Interruption of transmission
Global leprosy update analysis of new case detection rates showed that 14 countries have reported zero new autochthonous³ child cases for the past five consecutive years and can be considered for verification of interruption of transmission.
|Interruption of transmission||no local transmission of M. leprae, evidenced by zero new autochthonous cases among children ≤15 years for at least 5 consecutive years|
|Elimination of disease||after “interruption of transmission,” zero new autochthonous leprosy cases for all ages for at least 3 consecutive years|
|Post-elimination surveillance||after WHO has verified “elimination of disease,” a country conducts “post-elimination surveillance” for 10 or more years|
Sources: World Health Organization, Global leprosy (Hansen disease) update, 2021 (https://apps.who.int/iris/handle/10665/362412), p. 448-449. World Health Organization, Regional Office for South-East Asia, Task Force on definitions, criteria and indicators for interruption of transmission and elimination of leprosy: Report of the final meeting, 2021 (https://apps.who.int/iris/handle/10665/342172).
Treatment completion rates
Treatment completion rates in cohort analyses were 89.3% for multibacillary (MB) and 95.85% for paucibacillary (PB) leprosy.
Eight countries reported data on antimicrobial resistance.
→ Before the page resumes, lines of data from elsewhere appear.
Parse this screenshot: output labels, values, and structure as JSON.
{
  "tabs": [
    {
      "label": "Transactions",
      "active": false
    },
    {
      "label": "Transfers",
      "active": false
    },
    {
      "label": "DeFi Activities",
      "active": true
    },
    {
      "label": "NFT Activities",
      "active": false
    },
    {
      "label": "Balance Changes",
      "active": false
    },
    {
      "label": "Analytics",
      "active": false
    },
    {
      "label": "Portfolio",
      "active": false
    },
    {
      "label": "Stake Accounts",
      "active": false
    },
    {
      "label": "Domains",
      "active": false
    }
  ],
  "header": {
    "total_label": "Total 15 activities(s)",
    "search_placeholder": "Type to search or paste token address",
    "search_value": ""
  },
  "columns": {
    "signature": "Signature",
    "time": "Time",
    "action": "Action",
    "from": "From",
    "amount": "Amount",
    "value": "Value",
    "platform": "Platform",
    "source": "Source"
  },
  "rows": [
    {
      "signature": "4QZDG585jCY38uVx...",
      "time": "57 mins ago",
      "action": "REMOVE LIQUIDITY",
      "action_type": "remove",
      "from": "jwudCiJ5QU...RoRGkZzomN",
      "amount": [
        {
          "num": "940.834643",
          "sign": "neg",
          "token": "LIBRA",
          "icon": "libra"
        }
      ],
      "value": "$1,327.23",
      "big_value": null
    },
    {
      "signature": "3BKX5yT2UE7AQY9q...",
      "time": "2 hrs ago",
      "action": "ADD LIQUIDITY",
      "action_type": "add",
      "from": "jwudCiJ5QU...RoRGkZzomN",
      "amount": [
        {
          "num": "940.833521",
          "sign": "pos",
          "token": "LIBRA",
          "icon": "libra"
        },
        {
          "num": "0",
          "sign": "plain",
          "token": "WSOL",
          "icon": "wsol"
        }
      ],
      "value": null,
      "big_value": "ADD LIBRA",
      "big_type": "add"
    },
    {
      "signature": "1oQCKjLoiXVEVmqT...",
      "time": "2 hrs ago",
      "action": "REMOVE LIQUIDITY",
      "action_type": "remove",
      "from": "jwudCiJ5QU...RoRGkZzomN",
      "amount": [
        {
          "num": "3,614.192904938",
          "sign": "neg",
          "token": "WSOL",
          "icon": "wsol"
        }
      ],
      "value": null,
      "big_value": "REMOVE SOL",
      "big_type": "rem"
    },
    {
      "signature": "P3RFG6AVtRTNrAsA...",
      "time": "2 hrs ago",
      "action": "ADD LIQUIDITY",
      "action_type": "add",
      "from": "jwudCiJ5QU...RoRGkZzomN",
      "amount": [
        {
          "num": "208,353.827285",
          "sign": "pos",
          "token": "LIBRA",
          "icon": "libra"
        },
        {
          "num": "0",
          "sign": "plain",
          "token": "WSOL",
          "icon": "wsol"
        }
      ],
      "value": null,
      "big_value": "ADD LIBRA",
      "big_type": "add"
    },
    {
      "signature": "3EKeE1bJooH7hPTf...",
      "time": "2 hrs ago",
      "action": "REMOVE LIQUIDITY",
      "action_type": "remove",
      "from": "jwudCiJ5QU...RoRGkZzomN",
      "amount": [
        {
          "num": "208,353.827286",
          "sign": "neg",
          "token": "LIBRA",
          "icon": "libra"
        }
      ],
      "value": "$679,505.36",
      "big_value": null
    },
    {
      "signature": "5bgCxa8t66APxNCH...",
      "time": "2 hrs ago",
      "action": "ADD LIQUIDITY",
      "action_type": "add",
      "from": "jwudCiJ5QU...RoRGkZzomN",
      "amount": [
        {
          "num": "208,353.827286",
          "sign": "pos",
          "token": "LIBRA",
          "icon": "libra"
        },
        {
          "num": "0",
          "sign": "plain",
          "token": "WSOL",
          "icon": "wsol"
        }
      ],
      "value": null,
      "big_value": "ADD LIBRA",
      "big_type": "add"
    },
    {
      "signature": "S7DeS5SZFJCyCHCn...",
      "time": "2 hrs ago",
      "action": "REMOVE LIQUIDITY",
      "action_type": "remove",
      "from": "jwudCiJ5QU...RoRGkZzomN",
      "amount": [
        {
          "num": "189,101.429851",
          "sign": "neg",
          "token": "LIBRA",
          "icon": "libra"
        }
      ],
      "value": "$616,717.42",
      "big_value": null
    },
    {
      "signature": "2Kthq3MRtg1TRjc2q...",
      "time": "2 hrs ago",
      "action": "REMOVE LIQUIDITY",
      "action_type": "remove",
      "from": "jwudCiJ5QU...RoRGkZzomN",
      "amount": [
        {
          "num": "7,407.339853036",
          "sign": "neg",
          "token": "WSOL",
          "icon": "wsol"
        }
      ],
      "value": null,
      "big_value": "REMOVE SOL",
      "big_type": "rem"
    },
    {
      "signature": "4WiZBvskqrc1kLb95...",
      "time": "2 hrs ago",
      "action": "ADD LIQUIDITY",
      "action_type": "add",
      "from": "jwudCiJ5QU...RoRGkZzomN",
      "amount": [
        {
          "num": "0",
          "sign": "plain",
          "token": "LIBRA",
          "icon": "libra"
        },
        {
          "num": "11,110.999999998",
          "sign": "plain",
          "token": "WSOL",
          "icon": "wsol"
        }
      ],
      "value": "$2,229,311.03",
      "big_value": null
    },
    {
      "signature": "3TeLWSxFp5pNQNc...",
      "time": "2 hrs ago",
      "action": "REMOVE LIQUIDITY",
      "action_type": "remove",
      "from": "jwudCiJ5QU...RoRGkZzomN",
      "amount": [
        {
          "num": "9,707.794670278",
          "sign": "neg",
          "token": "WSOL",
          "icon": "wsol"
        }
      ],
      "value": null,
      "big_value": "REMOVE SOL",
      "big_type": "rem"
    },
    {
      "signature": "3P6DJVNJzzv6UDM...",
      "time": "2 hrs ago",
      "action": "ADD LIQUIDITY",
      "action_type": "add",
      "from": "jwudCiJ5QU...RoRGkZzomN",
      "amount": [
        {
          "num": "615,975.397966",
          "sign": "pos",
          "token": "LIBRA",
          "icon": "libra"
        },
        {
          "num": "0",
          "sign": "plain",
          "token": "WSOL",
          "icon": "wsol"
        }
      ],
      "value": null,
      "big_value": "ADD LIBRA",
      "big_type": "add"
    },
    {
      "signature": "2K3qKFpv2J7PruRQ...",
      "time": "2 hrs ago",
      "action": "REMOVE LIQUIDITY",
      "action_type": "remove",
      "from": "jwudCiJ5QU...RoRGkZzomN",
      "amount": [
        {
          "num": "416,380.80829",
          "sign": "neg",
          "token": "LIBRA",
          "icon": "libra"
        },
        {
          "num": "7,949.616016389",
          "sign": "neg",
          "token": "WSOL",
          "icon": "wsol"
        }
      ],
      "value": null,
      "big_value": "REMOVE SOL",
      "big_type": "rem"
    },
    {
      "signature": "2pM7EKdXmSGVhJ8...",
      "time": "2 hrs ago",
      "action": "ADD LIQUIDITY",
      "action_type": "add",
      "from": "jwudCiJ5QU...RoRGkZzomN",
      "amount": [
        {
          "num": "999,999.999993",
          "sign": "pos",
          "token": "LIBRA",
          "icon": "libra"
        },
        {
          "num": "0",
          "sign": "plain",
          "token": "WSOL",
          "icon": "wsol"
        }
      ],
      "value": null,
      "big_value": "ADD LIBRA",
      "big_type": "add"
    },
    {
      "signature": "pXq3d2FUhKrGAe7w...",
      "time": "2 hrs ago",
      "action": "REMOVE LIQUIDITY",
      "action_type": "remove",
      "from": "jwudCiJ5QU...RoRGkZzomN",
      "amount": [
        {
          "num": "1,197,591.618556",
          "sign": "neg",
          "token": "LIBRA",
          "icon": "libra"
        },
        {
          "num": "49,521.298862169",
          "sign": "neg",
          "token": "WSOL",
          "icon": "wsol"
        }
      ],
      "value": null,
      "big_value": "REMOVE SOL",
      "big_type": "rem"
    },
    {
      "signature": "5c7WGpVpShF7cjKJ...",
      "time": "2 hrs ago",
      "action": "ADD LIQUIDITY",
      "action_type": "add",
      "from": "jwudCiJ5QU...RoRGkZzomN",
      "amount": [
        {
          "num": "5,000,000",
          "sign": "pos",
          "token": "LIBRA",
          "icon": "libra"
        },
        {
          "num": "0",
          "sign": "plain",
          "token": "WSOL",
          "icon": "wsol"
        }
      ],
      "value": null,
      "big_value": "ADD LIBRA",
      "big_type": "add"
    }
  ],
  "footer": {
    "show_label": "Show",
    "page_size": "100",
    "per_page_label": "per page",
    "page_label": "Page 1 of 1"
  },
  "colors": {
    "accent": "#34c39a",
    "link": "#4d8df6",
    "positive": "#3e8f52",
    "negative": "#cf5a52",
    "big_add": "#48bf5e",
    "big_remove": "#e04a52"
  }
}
Of 3,452 patients tested, 51 were found to have M. leprae strains resistant to rifampicin, 49 to dapsone, and 3 to ofloxacin; 4 had strains resistant to more than one antimicrobial.
Post-exposure prophylaxis (PEP)
WHO advises that administration of a single dose of rifampicin reduces the risk of leprosy and can be given as post-exposure prophylaxis to eligible contacts of leprosy patients, i.e., adults and children aged ≥2 years, after excluding leprosy and tuberculosis and in the absence of other contraindications.
New self-paced online course
Based on recognition that clinical and programmatic expertise must be strengthened, WHO has developed an online course for front-line health workers in national programs. The course takes approximately two hours to complete, and it is available free of charge through the OpenWHO platform: https://openwho.org/courses/NTDs-leprosy.
¹ World Health Organization, ”Global leprosy (Hansen disease) update, 2021: moving towards interruption of transmission,” Weekly Epidemiological Record 97(36): 429-450 (https://apps.who.int/iris/handle/10665/362412).
² “Non-autochthonous new cases of leprosy (previously referred to as foreign-born cases) are those in which the person is assumed to have been infected in another country than that in which leprosy was diagnosed” (p. 436).
³ An autochthonous case of leprosy is presumed to have been acquired by local transmission in the reporting area, indicating that the case resulted from a locally acquired infection.